ST-Elevation Myocardial Infarction (STEMI) is one of the most severe types of heart attack in which one of the heart’s major arteries is blocked. Primary percutaneous coronary intervention (PCI) is the primary line of treatment for STEMI; however, the benefits associated with femoral and redial access remain unclear. This study aims to compare the safety and efficacy of femoral access in patients with STEMI.

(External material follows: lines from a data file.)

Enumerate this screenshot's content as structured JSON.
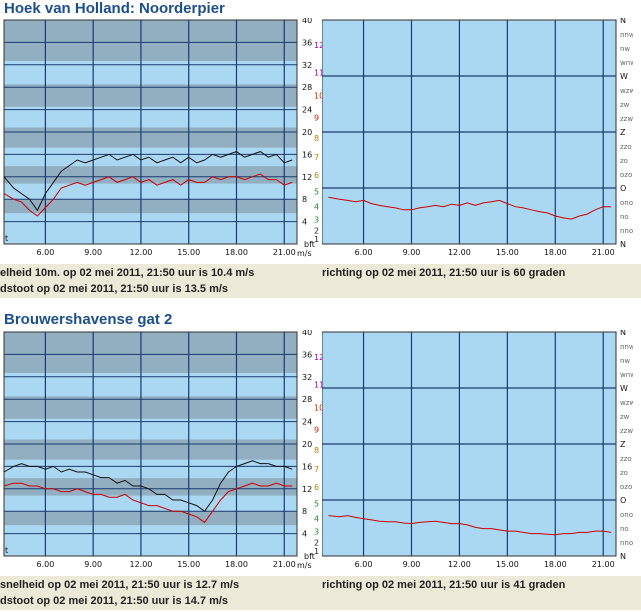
{
  "stations": [
    {
      "title": "Hoek van Holland: Noorderpier",
      "status": {
        "speed_line": "elheid 10m. op 02 mei 2011, 21:50 uur is 10.4 m/s",
        "gust_line": "dstoot op 02 mei 2011, 21:50 uur is 13.5 m/s",
        "direction_line": "richting op 02 mei 2011, 21:50 uur is 60 graden"
      }
    },
    {
      "title": "Brouwershavense gat 2",
      "status": {
        "speed_line": "snelheid op 02 mei 2011, 21:50 uur is 12.7 m/s",
        "gust_line": "dstoot op 02 mei 2011, 21:50 uur is 14.7 m/s",
        "direction_line": "richting op 02 mei 2011, 21:50 uur is 41 graden"
      }
    }
  ],
  "axis": {
    "time_ticks": [
      "6.00",
      "9.00",
      "12.00",
      "15.00",
      "18.00",
      "21.00"
    ],
    "speed_ticks": [
      "4",
      "8",
      "12",
      "16",
      "20",
      "24",
      "28",
      "32",
      "36",
      "40"
    ],
    "bft_ticks": [
      "1",
      "2",
      "3",
      "4",
      "5",
      "6",
      "7",
      "8",
      "9",
      "10",
      "11",
      "12"
    ],
    "unit_ms": "m/s",
    "unit_bft": "bft",
    "corner_label": "t",
    "dir_major": [
      "N",
      "W",
      "Z",
      "O",
      "N"
    ],
    "dir_minor": [
      "nnw",
      "nw",
      "wnw",
      "wzw",
      "zw",
      "zzw",
      "zzo",
      "zo",
      "ozo",
      "ono",
      "no",
      "nno"
    ]
  },
  "colors": {
    "title": "#1d4f8c",
    "plot_bg": "#aad8f2",
    "band": "#8aa0b0",
    "grid": "#1a3a70",
    "gust_series": "#111111",
    "speed_series": "#cc0000",
    "direction_series": "#cc0000",
    "status_bg": "#ece9d8"
  },
  "chart_data": [
    {
      "type": "line",
      "title": "Hoek van Holland: Noorderpier",
      "x_ticks": [
        "6.00",
        "9.00",
        "12.00",
        "15.00",
        "18.00",
        "21.00"
      ],
      "xlim": [
        3.4,
        21.8
      ],
      "ylabel": "m/s",
      "ylabel2": "bft",
      "ylim": [
        0,
        40
      ],
      "series": [
        {
          "color": "black",
          "x": [
            3.4,
            4.0,
            4.5,
            5.0,
            5.5,
            6.0,
            6.5,
            7.0,
            7.5,
            8.0,
            8.5,
            9.0,
            9.5,
            10.0,
            10.5,
            11.0,
            11.5,
            12.0,
            12.5,
            13.0,
            13.5,
            14.0,
            14.5,
            15.0,
            15.5,
            16.0,
            16.5,
            17.0,
            17.5,
            18.0,
            18.5,
            19.0,
            19.5,
            20.0,
            20.5,
            21.0,
            21.5
          ],
          "values": [
            12,
            10,
            9,
            8,
            6,
            9,
            11,
            13,
            14,
            15,
            14.5,
            15,
            15.5,
            16,
            15,
            15.5,
            16,
            15,
            15.5,
            14.5,
            15,
            15.5,
            14.5,
            15.5,
            14.5,
            15,
            16,
            15.5,
            16,
            16.5,
            15.5,
            16,
            16.5,
            15.5,
            16,
            14.5,
            15
          ]
        },
        {
          "color": "red",
          "x": [
            3.4,
            4.0,
            4.5,
            5.0,
            5.5,
            6.0,
            6.5,
            7.0,
            7.5,
            8.0,
            8.5,
            9.0,
            9.5,
            10.0,
            10.5,
            11.0,
            11.5,
            12.0,
            12.5,
            13.0,
            13.5,
            14.0,
            14.5,
            15.0,
            15.5,
            16.0,
            16.5,
            17.0,
            17.5,
            18.0,
            18.5,
            19.0,
            19.5,
            20.0,
            20.5,
            21.0,
            21.5
          ],
          "values": [
            9,
            8,
            7.5,
            6,
            5,
            6.5,
            8,
            10,
            10.5,
            11,
            10.5,
            11,
            11.5,
            12,
            11,
            11.5,
            12,
            11,
            11.5,
            10.5,
            11,
            11.5,
            10.5,
            11.5,
            11,
            11,
            12,
            11.5,
            12,
            12,
            11.5,
            12,
            12.5,
            11.5,
            11.5,
            10.5,
            11
          ]
        }
      ]
    },
    {
      "type": "line",
      "title": "Hoek van Holland: Noorderpier",
      "x_ticks": [
        "6.00",
        "9.00",
        "12.00",
        "15.00",
        "18.00",
        "21.00"
      ],
      "xlim": [
        3.4,
        21.8
      ],
      "ylim": [
        0,
        360
      ],
      "y_tick_labels": [
        "N",
        "nno",
        "no",
        "ono",
        "O",
        "ozo",
        "zo",
        "zzo",
        "Z",
        "zzw",
        "zw",
        "wzw",
        "W",
        "wnw",
        "nw",
        "nnw",
        "N"
      ],
      "series": [
        {
          "color": "red",
          "x": [
            3.8,
            4.5,
            5.0,
            5.5,
            6.0,
            6.5,
            7.0,
            7.5,
            8.0,
            8.5,
            9.0,
            9.5,
            10.0,
            10.5,
            11.0,
            11.5,
            12.0,
            12.5,
            13.0,
            13.5,
            14.0,
            14.5,
            15.0,
            15.5,
            16.0,
            16.5,
            17.0,
            17.5,
            18.0,
            18.5,
            19.0,
            19.5,
            20.0,
            20.5,
            21.0,
            21.5
          ],
          "values": [
            75,
            72,
            70,
            68,
            70,
            65,
            62,
            60,
            58,
            55,
            55,
            58,
            60,
            62,
            60,
            64,
            62,
            66,
            62,
            66,
            68,
            70,
            65,
            60,
            58,
            55,
            52,
            50,
            45,
            42,
            40,
            45,
            48,
            55,
            60,
            60
          ]
        }
      ]
    },
    {
      "type": "line",
      "title": "Brouwershavense gat 2",
      "x_ticks": [
        "6.00",
        "9.00",
        "12.00",
        "15.00",
        "18.00",
        "21.00"
      ],
      "xlim": [
        3.4,
        21.8
      ],
      "ylabel": "m/s",
      "ylabel2": "bft",
      "ylim": [
        0,
        40
      ],
      "series": [
        {
          "color": "black",
          "x": [
            3.4,
            4.0,
            4.5,
            5.0,
            5.5,
            6.0,
            6.5,
            7.0,
            7.5,
            8.0,
            8.5,
            9.0,
            9.5,
            10.0,
            10.5,
            11.0,
            11.5,
            12.0,
            12.5,
            13.0,
            13.5,
            14.0,
            14.5,
            15.0,
            15.5,
            16.0,
            16.5,
            17.0,
            17.5,
            18.0,
            18.5,
            19.0,
            19.5,
            20.0,
            20.5,
            21.0,
            21.5
          ],
          "values": [
            15,
            16,
            16.5,
            16,
            16,
            15.5,
            16,
            15,
            15.5,
            15,
            15,
            14.5,
            14,
            14,
            13,
            13.5,
            12.5,
            12.5,
            12,
            11,
            11,
            10,
            10,
            9.5,
            9,
            8,
            10,
            13,
            15,
            16,
            16.5,
            17,
            16.5,
            16.5,
            16,
            16,
            15.5
          ]
        },
        {
          "color": "red",
          "x": [
            3.4,
            4.0,
            4.5,
            5.0,
            5.5,
            6.0,
            6.5,
            7.0,
            7.5,
            8.0,
            8.5,
            9.0,
            9.5,
            10.0,
            10.5,
            11.0,
            11.5,
            12.0,
            12.5,
            13.0,
            13.5,
            14.0,
            14.5,
            15.0,
            15.5,
            16.0,
            16.5,
            17.0,
            17.5,
            18.0,
            18.5,
            19.0,
            19.5,
            20.0,
            20.5,
            21.0,
            21.5
          ],
          "values": [
            12.5,
            13,
            13,
            12.5,
            12.5,
            12,
            12,
            11.5,
            11.5,
            12,
            11.5,
            11,
            11,
            10.5,
            10.5,
            11,
            10,
            9.5,
            9,
            9,
            8.5,
            8,
            8,
            7.5,
            7,
            6,
            8,
            10,
            11.5,
            12,
            12.5,
            13,
            12.5,
            12.5,
            13,
            12.5,
            12.5
          ]
        }
      ]
    },
    {
      "type": "line",
      "title": "Brouwershavense gat 2",
      "x_ticks": [
        "6.00",
        "9.00",
        "12.00",
        "15.00",
        "18.00",
        "21.00"
      ],
      "xlim": [
        3.4,
        21.8
      ],
      "ylim": [
        0,
        360
      ],
      "y_tick_labels": [
        "N",
        "nno",
        "no",
        "ono",
        "O",
        "ozo",
        "zo",
        "zzo",
        "Z",
        "zzw",
        "zw",
        "wzw",
        "W",
        "wnw",
        "nw",
        "nnw",
        "N"
      ],
      "series": [
        {
          "color": "red",
          "x": [
            3.8,
            4.5,
            5.0,
            5.5,
            6.0,
            6.5,
            7.0,
            7.5,
            8.0,
            8.5,
            9.0,
            9.5,
            10.0,
            10.5,
            11.0,
            11.5,
            12.0,
            12.5,
            13.0,
            13.5,
            14.0,
            14.5,
            15.0,
            15.5,
            16.0,
            16.5,
            17.0,
            17.5,
            18.0,
            18.5,
            19.0,
            19.5,
            20.0,
            20.5,
            21.0,
            21.5
          ],
          "values": [
            65,
            63,
            65,
            62,
            60,
            58,
            56,
            55,
            55,
            53,
            52,
            54,
            55,
            56,
            54,
            52,
            52,
            50,
            46,
            44,
            44,
            42,
            40,
            40,
            38,
            36,
            36,
            35,
            34,
            36,
            36,
            38,
            38,
            40,
            40,
            38
          ]
        }
      ]
    }
  ]
}
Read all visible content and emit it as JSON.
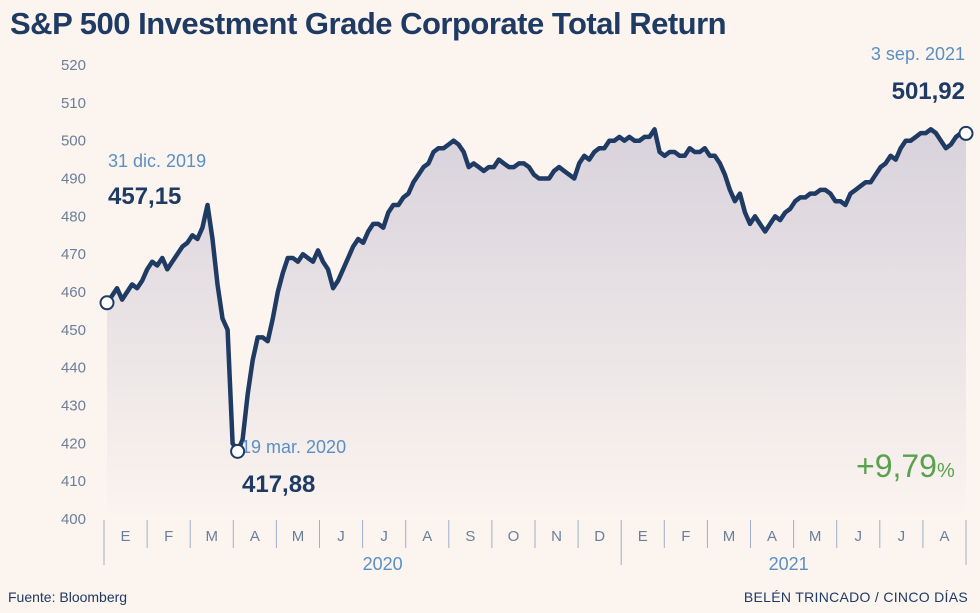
{
  "chart_data": {
    "type": "area",
    "title": "S&P 500 Investment Grade Corporate Total Return",
    "ylim": [
      400,
      520
    ],
    "y_ticks": [
      "400",
      "410",
      "420",
      "430",
      "440",
      "450",
      "460",
      "470",
      "480",
      "490",
      "500",
      "510",
      "520"
    ],
    "months": [
      "E",
      "F",
      "M",
      "A",
      "M",
      "J",
      "J",
      "A",
      "S",
      "O",
      "N",
      "D",
      "E",
      "F",
      "M",
      "A",
      "M",
      "J",
      "J",
      "A"
    ],
    "years": [
      "2020",
      "2021"
    ],
    "grid": false,
    "series": [
      {
        "values": [
          457.15,
          459,
          461,
          458,
          460,
          462,
          461,
          463,
          466,
          468,
          467,
          469,
          466,
          468,
          470,
          472,
          473,
          475,
          474,
          477,
          483,
          474,
          462,
          453,
          450,
          420,
          417.88,
          421,
          433,
          442,
          448,
          448,
          447,
          453,
          460,
          465,
          469,
          469,
          468,
          470,
          469,
          468,
          471,
          468,
          466,
          461,
          463,
          466,
          469,
          472,
          474,
          473,
          476,
          478,
          478,
          477,
          481,
          483,
          483,
          485,
          486,
          489,
          491,
          493,
          494,
          497,
          498,
          498,
          499,
          500,
          499,
          497,
          493,
          494,
          493,
          492,
          493,
          493,
          495,
          494,
          493,
          493,
          494,
          494,
          493,
          491,
          490,
          490,
          490,
          492,
          493,
          492,
          491,
          490,
          494,
          496,
          495,
          497,
          498,
          498,
          500,
          500,
          501,
          500,
          501,
          500,
          500,
          501,
          501,
          503,
          497,
          496,
          497,
          497,
          496,
          496,
          498,
          497,
          497,
          498,
          496,
          496,
          494,
          491,
          487,
          484,
          486,
          481,
          478,
          480,
          478,
          476,
          478,
          480,
          479,
          481,
          482,
          484,
          485,
          485,
          486,
          486,
          487,
          487,
          486,
          484,
          484,
          483,
          486,
          487,
          488,
          489,
          489,
          491,
          493,
          494,
          496,
          495,
          498,
          500,
          500,
          501,
          502,
          502,
          503,
          502,
          500,
          498,
          499,
          501,
          502,
          501.92
        ]
      }
    ],
    "annotations": [
      {
        "date": "31 dic. 2019",
        "value": "457,15"
      },
      {
        "date": "19 mar. 2020",
        "value": "417,88"
      },
      {
        "date": "3 sep. 2021",
        "value": "501,92"
      }
    ],
    "change": "+9,79",
    "change_unit": "%",
    "colors": {
      "line": "#1f3a63",
      "area_top": "#d8d2dc",
      "area_bottom": "#fbf4ef",
      "axis_text": "#6b7f99",
      "accent_blue": "#5b8fc4",
      "positive": "#59a14f"
    }
  },
  "footer": {
    "source": "Fuente: Bloomberg",
    "credit": "BELÉN TRINCADO / CINCO DÍAS"
  }
}
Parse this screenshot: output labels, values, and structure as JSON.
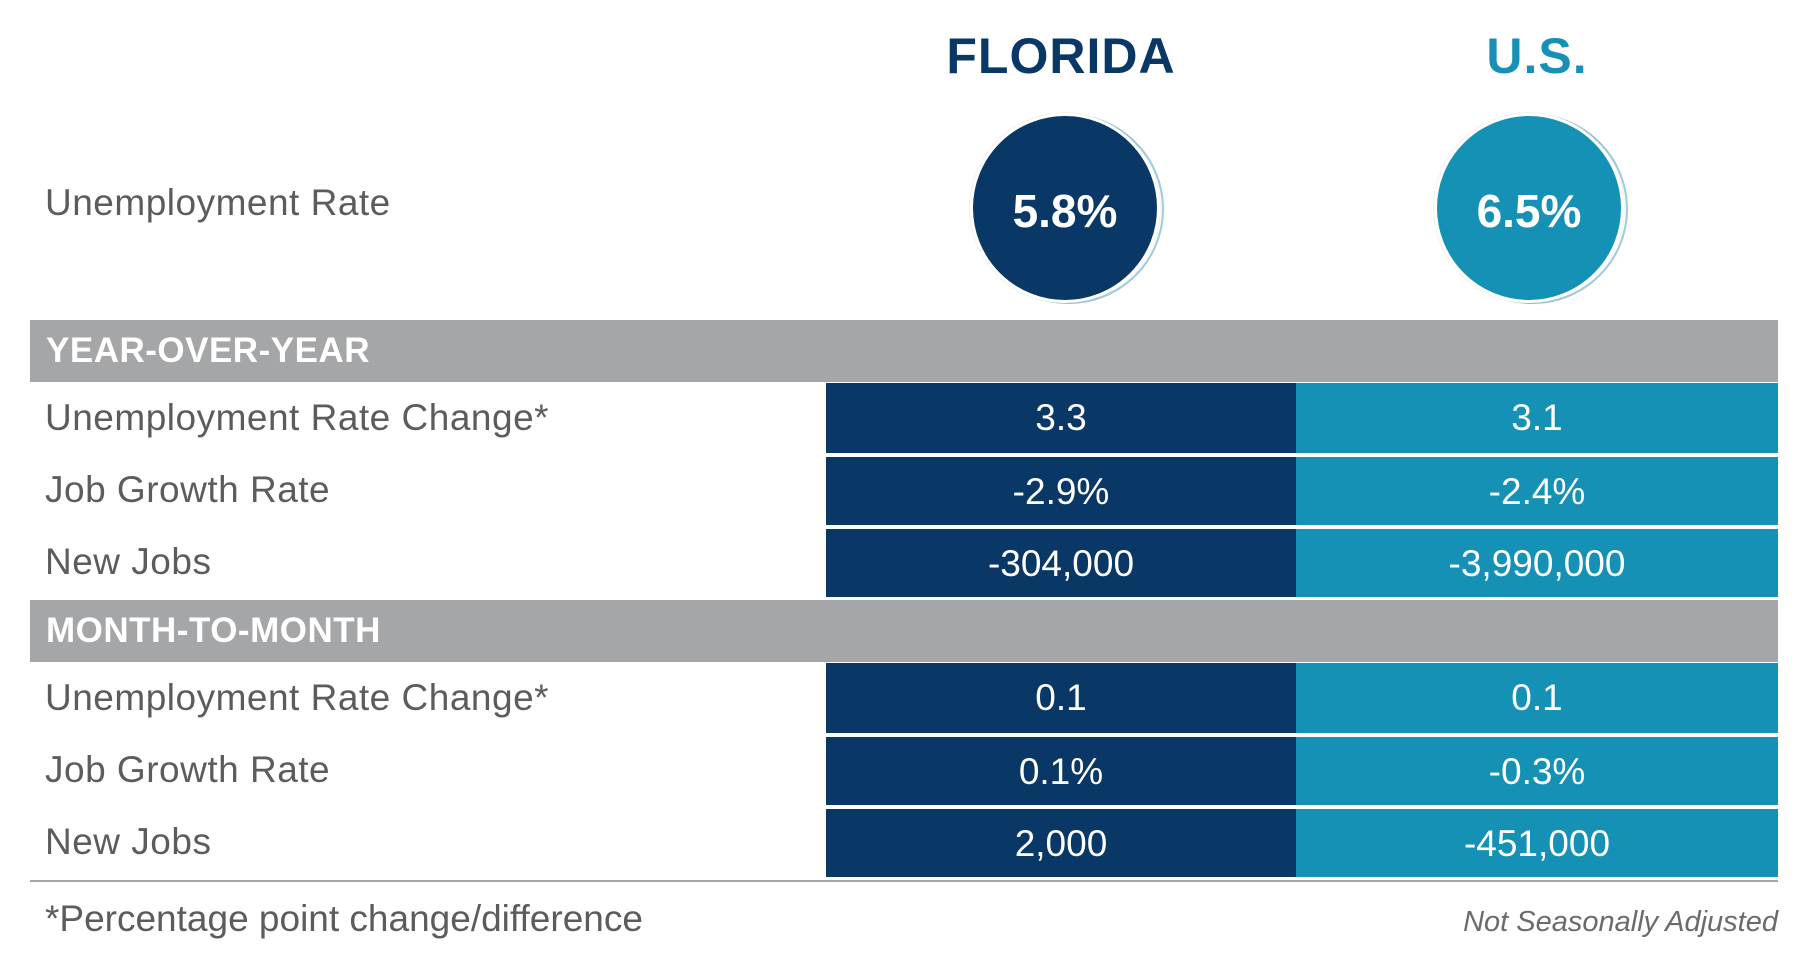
{
  "header": {
    "florida": "FLORIDA",
    "us": "U.S."
  },
  "unemployment": {
    "label": "Unemployment Rate",
    "florida": "5.8%",
    "us": "6.5%"
  },
  "sections": [
    {
      "title": "YEAR-OVER-YEAR",
      "rows": [
        {
          "label": "Unemployment Rate Change*",
          "florida": "3.3",
          "us": "3.1"
        },
        {
          "label": "Job Growth Rate",
          "florida": "-2.9%",
          "us": "-2.4%"
        },
        {
          "label": "New Jobs",
          "florida": "-304,000",
          "us": "-3,990,000"
        }
      ]
    },
    {
      "title": "MONTH-TO-MONTH",
      "rows": [
        {
          "label": "Unemployment Rate Change*",
          "florida": "0.1",
          "us": "0.1"
        },
        {
          "label": "Job Growth Rate",
          "florida": "0.1%",
          "us": "-0.3%"
        },
        {
          "label": "New Jobs",
          "florida": "2,000",
          "us": "-451,000"
        }
      ]
    }
  ],
  "footer": {
    "footnote": "*Percentage point change/difference",
    "adjustment": "Not Seasonally Adjusted"
  },
  "colors": {
    "florida": "#0a3866",
    "us": "#1591b5",
    "band": "#a5a6a8",
    "label_text": "#5c5c5c"
  }
}
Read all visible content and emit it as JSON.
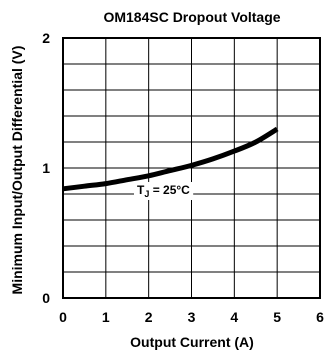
{
  "chart_data": {
    "type": "line",
    "title": "OM184SC Dropout Voltage",
    "xlabel": "Output Current (A)",
    "ylabel": "Minimum Input/Output Differential (V)",
    "xlim": [
      0,
      6
    ],
    "ylim": [
      0,
      2
    ],
    "x_ticks": [
      "0",
      "1",
      "2",
      "3",
      "4",
      "5",
      "6"
    ],
    "y_ticks": [
      "0",
      "1",
      "2"
    ],
    "x_tick_values": [
      0,
      1,
      2,
      3,
      4,
      5,
      6
    ],
    "y_tick_values": [
      0,
      1,
      2
    ],
    "grid": true,
    "x_minor_divisions": 6,
    "y_minor_divisions": 10,
    "series": [
      {
        "x": [
          0,
          0.5,
          1,
          1.5,
          2,
          2.5,
          3,
          3.5,
          4,
          4.5,
          5
        ],
        "y": [
          0.84,
          0.86,
          0.88,
          0.91,
          0.94,
          0.98,
          1.02,
          1.07,
          1.13,
          1.2,
          1.3
        ],
        "color": "#000000"
      }
    ],
    "annotations": [
      {
        "label": "T",
        "subscript": "J",
        "suffix": " = 25°C"
      }
    ]
  }
}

This randomized, open-label, multicenter clinical trial included a total of 2,292 patients with STEMI referred for primary PCI. The patients were randomly assigned in a 1:1 ratio to radial access (n=1,136) or femoral access (n=1,156) for PCI. The primary outcome of the study was 30-day all-cause mortality, along with recurrent MI, stroke, or thrombolysis.

Of 2,292 patients, 1,082 (95.2%) in the radial access-group and 1,109 (95.9%) in the femoral access-group underwent primary PCI. 30-day all-cause mortality occurred in 17 patients (1.5%) in the radial access-group and 15 patients (1.3%) in the femoral access group. No significant differences in rates of reinfarction, stroke, and bleeding between the two groups were recorded.

The research concluded that there were no significant differences in survival or clinical outcomes after 30 days of radial access or femoral access in patients with STEMI.